Entraînés pêle-mêle, jeunes, vieux, tous disparaissaient, tels que le vaisseau que chasse la tempête ; on compterait plutôt les sables de la mer que le nombre de ceux qui se hâtaient de passer. Où sont-ils, etc., etc.

Ceux qui les virent ont raconté qu’une grande tristesse était dans leur cœur ; l’angoisse soulevait leur poitrine, et comme fatigués du travail de vivre, levant les yeux au ciel, ils pleuraient. Où sont-ils, etc., etc.

Des lieux inconnus, où le fleuve se perd, deux voix s’élèvent incessamment.

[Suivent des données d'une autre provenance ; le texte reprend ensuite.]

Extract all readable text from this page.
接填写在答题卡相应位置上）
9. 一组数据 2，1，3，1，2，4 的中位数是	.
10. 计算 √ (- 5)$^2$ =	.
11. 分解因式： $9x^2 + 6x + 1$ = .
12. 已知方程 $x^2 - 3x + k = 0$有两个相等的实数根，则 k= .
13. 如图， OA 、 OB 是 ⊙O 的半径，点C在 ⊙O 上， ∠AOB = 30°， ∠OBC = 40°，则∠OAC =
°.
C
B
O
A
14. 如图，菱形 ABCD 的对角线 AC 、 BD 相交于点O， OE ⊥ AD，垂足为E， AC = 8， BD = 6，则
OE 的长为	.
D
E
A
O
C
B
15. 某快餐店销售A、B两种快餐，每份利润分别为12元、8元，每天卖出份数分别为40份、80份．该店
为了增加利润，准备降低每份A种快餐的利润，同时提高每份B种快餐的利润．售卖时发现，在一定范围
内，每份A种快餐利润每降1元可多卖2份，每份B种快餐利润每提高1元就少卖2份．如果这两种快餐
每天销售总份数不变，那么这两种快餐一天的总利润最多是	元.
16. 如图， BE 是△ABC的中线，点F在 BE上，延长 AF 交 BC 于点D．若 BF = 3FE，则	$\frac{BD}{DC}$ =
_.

L’une dit : Du fond de l’abîme j’ai crié vers vous, Seigneur ; Seigneur, écoutez mes gémissemens, prêtez l’oreille à ma prière. Si vous scrutez mes iniquités, qui soutiendra vos regards ? Mais près de vous est la miséricorde et une rédemption immense !

Et l’autre : Nous vous louons, ô Dieu, nous vous bénissons ; Saint, saint, saint ! Le Seigneur Dieu des armées ! La terre et les cieux sont remplis de votre gloire !

Et nous aussi, bientôt nous irons là d’où partent ces plaintes ou ces chants de triomphe. Où serons-nous ? Qui nous le dira ? Heureux les morts qui meurent dans le Seigneur.